The processing principles are generally consent-based. Data can be used for analytics for marketing and advertising provided that the data user obtains consent (there are exceptions to consent which may apply depending on the circumstances) and clearly provides for this in the privacy notice.
In addition, the Notice & Choice Principle requires a privacy notice to be provided to data subjects providing 8 mandatory matters on the processing, including processing purpose and third party disclosures. The privacy notice must be provided in both English and Bahasa Malaysia.

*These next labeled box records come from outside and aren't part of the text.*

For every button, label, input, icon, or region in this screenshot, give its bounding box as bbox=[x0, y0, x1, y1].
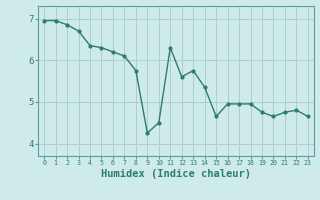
X-axis label: Humidex (Indice chaleur): Humidex (Indice chaleur) bbox=[101, 169, 251, 179]
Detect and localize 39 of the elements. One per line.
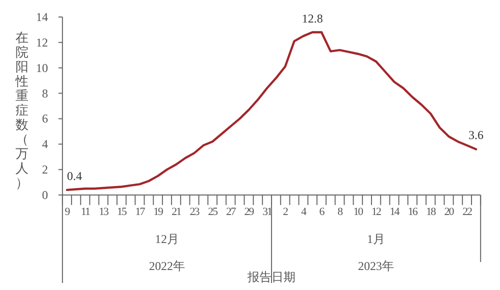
x-tick-label: 17 [135,206,146,218]
y-tick-label: 0 [42,188,48,202]
x-tick-label: 8 [337,206,344,218]
y-tick-label: 14 [36,10,48,24]
x-tick-label: 13 [98,206,110,218]
x-tick-label: 14 [390,206,400,218]
text: 2023年 [358,259,394,273]
y-tick-label: 4 [42,137,48,152]
y-tick-label: 6 [42,112,48,126]
x-tick-label: 9 [64,206,71,218]
data-label: 12.8 [302,11,323,26]
x-axis-title: 报告日期 [246,270,296,284]
x-tick-label: 2 [282,206,288,218]
x-tick-label: 15 [117,206,128,218]
x-tick-label: 27 [226,206,237,218]
text: 在院阳性重症数（万人） [16,30,28,190]
text: 12月 [154,232,179,246]
text: 2022年 [148,259,185,273]
x-tick-label: 11 [80,206,90,218]
x-tick-label: 4 [301,206,308,218]
x-tick-label: 16 [408,206,418,218]
x-tick-label: 23 [190,206,200,218]
x-tick-label: 18 [426,206,437,218]
y-tick-label: 12 [36,35,48,50]
x-tick-label: 10 [353,206,364,218]
x-tick-label: 6 [319,206,326,218]
x-tick-label: 22 [462,206,472,218]
data-label: 0.4 [67,168,82,183]
x-tick-label: 21 [172,206,182,218]
x-tick-label: 29 [244,206,255,218]
x-tick-label: 25 [208,206,218,218]
x-tick-label: 20 [444,206,455,218]
x-tick-label: 19 [153,206,164,218]
y-tick-label: 2 [42,162,48,177]
y-tick-label: 8 [42,86,48,100]
x-tick-label: 12 [372,206,382,218]
y-tick-label: 10 [36,60,48,75]
data-label: 3.6 [468,128,484,142]
text: 1月 [367,232,386,246]
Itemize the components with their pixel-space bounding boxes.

The MDTCA enforces the Consumer Protection (Electronic Trade Transactions) Regulations 2012 (“Regulations”) – subsidiary legislation under the Consumer Protection Act 1999. The Regulations prescribe the mandatory information that must be displayed on the website by online sellers. The Regulations state that any person who operates a business for the purpose of supply of goods or services through a website or on an online marketplace must disclose the following information on the website or online marketplace. Failure to comply with this requirement is punishable as a criminal offence:
- name of the company or the business or person operating the business and registration number of the business or company;
- the e-mail address and telephone number, or address of the person operating the business;
- a description of the main characteristics of the goods or services;
- the full price of the goods or services including transportation costs, taxes and any other costs (the Regulation does not state that the price must be in Ringgit Malaysia);
- the method of payment;
- the terms and conditions; and
- the estimated time of delivery of the goods or services to the buyer.
An “online market place” is defined as a website where goods or services are marketed by third parties for the purpose of trade.